SQL VARCHARACTER Full Explanation

VARCHARACTER (commonly written VARCHAR or CHARACTER VARYING) is the ANSI-standard variable-length character string type. Unlike CHAR, it stores only the actual characters supplied and does not right-pad with spaces. A maximum length must be supplied in parentheses; this length is measured in characters, not bytes, although some dialects enforce byte limits internally. When a value longer than the declared limit is inserted, the database either rejects the row, truncates the value, or raises a warning depending on the dialect and SQL mode. Indexing, collation, and case-sensitivity follow the database’s rules for string types. Storage overhead usually includes one or two bytes per row to record the string’s actual length. In most systems, VARCHARACTER and VARCHAR are synonyms; Oracle uses VARCHAR2, and SQL Server distinguishes between VARCHAR (single-byte) and NVARCHAR (Unicode).

SQL VARCHARACTER Syntax

column_name VARCHARACTER(n)
-- ANSI alias
column_name VARCHAR(n)
-- Equivalent in most systems
column_name CHARACTER VARYING(n)

SQL VARCHARACTER Parameters

  • n (integer) - Maximum number of characters that can be stored (required, 1 to dialect-specific upper limit)
  • encoding (implicit) - Character set follows the table or column collation/charset settings

Example Queries Using SQL VARCHARACTER

-- Create a table with VARCHARACTER
CREATE TABLE customers (
  id           INT PRIMARY KEY,
  email        VARCHARACTER(255) NOT NULL,
  first_name   VARCHARACTER(50),
  last_name    VARCHARACTER(50)
);

-- Insert within the limit
INSERT INTO customers VALUES (1,'ada@example.com','Ada','Lovelace');

-- Attempt to exceed limit (will fail or truncate)
INSERT INTO customers (id,email) VALUES (2, REPEAT('a',260));

-- Alter column length
ALTER TABLE customers ALTER COLUMN email SET DATA TYPE VARCHARACTER(320);

-- Query length of stored value
SELECT id, LENGTH(email) AS chars FROM customers;

Expected Output Using SQL VARCHARACTER

  • Successful inserts store only the characters provided and record their actual length
  • The over-length insert raises an error or truncates according to the database’s configuration
  • The LENGTH query returns the true character count, not the declared maximum

Use Cases with SQL VARCHARACTER

  • Store user names, email addresses, URLs, or any text with unpredictable length but a known upper bound.
  • Reduce storage compared to CHAR when values vary widely in size.
  • Define columns that will be part of indexes where very long TEXT types are disallowed.

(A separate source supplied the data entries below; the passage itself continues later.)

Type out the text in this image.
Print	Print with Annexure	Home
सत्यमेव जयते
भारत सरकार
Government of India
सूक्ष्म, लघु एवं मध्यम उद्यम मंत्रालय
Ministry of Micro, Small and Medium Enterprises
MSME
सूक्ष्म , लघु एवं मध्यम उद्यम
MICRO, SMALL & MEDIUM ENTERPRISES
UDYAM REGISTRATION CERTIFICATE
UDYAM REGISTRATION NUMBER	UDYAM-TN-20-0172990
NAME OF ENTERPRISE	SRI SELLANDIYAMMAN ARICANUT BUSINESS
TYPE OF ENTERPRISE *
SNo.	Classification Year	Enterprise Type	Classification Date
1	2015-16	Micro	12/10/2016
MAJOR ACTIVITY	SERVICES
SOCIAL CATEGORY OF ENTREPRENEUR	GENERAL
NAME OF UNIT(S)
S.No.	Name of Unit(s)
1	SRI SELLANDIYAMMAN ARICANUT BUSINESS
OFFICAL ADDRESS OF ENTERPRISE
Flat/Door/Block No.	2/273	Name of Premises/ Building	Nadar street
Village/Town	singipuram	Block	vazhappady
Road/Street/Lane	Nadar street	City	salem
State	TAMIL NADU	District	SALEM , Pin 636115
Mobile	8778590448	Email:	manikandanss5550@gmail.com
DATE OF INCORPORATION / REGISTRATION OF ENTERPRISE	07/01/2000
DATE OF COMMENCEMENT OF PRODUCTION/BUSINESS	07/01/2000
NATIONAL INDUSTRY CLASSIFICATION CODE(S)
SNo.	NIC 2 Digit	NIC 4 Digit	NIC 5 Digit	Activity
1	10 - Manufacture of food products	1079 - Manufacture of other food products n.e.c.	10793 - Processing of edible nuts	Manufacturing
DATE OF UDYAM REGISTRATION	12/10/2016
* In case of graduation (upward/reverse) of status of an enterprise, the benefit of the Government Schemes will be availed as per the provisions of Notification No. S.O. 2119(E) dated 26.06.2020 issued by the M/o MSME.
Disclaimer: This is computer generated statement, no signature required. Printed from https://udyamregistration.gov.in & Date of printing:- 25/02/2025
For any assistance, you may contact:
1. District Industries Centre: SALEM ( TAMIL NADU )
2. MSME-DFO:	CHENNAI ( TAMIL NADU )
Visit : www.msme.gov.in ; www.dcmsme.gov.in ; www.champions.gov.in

Common Mistakes with SQL VARCHARACTER

  • Forgetting to specify a length, which is invalid in most dialects.
  • Confusing character count with byte count, especially with multi-byte UTF-8 characters.
  • Assuming trailing spaces are stored (they are not).
  • Setting the length too low and encountering truncation or errors.
  • Using VARCHARACTER when an unlimited TEXT/CLOB type is more appropriate.

Related Topics

First Introduced In

SQL-92

Frequently Asked Questions

What is the maximum length I can set for VARCHARACTER?

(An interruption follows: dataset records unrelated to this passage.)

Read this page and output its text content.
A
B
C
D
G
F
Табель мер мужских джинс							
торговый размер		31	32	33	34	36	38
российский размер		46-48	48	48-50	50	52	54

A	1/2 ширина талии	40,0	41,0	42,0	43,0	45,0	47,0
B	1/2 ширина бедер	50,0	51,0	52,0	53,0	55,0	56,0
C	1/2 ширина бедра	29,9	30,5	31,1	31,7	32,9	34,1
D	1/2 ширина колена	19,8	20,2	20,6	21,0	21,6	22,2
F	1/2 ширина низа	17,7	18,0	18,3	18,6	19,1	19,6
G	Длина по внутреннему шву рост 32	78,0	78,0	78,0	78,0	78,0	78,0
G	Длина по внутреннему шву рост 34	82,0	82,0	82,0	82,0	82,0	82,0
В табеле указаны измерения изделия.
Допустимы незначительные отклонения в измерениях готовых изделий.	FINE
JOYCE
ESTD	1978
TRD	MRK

Maximum length is dialect-specific: 65,535 in MySQL, 1 GB in PostgreSQL, 8,000 for SQL Server VARCHAR (2 GB for VARCHAR(MAX)).

Does VARCHARACTER waste space for short strings?

No. It stores only the actual characters plus a small length prefix, unlike CHAR which always uses the fixed size.

How does VARCHARACTER handle Unicode characters?

Most databases store Unicode directly when the column or database uses a UTF charset. Length is still counted in characters.

Can I change a VARCHARACTER column to a longer size later?

Yes. Use ALTER TABLE ... ALTER COLUMN ... SET DATA TYPE VARCHARACTER(new_size). Shortening the size requires checking that no existing value exceeds the new limit.